Banging my head bad! Need help w/machine authentication
I have spend the past two weeks, yes sadly so, trying to figure out how to get my WLAN to authenticate computers and users. I originally set up my infrastructure so that my clients connected to an AP, the AP had a WLSE as a RADIUS which then passed the credentials to Active Directory via Cisco Secure Agent for use authentication. This worked, but when my users log off, the machine loses network connectivity so I need to get the "Authenticate as computer when available working". From what I can tell, the WLSE and Cisco ACS agent for Windows does not support machine authentication. My plan was to install IAS and a certificate server on my domain and have that act as the radius server instead of the WLSE and ACS. I installed those, but never go any luck with authentication. I read somewhere that it may not be possible to use IAS and WDS together and I do have one of my access points setup as WDS.

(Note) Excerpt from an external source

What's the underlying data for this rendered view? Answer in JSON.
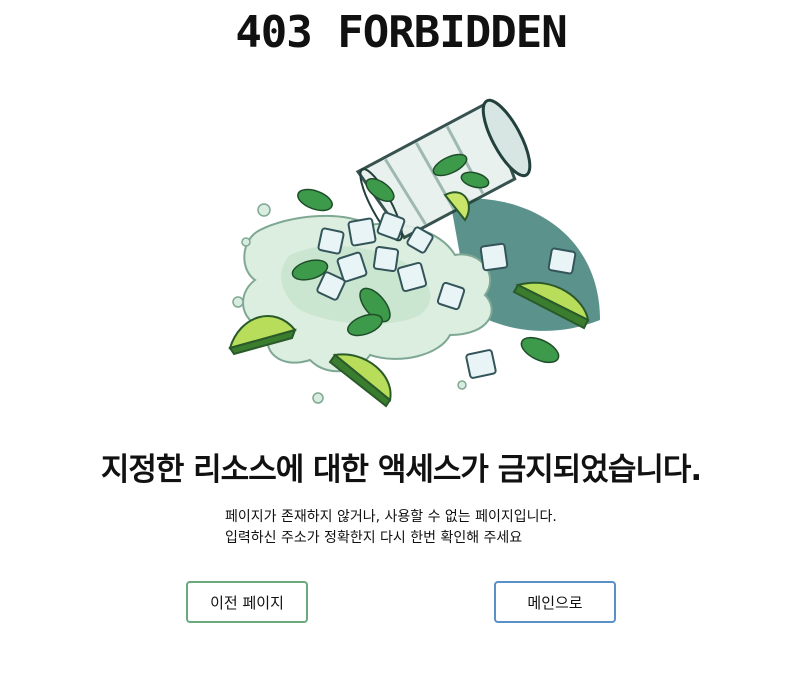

My question is does anyone know of a way that I can enable machine authentication without so much pain. It would excellent if I could do this using the WLSE and possibly ACS. I was even hoping that Cisco may have a supplicant that offered such authentication without the pain.
I need the network to be secure, WPA2 and AES preferred, because it is for health care.
Any suggestions. I am really at a loss here. I thought for sure that the IAS server would have been the solution, but no dice.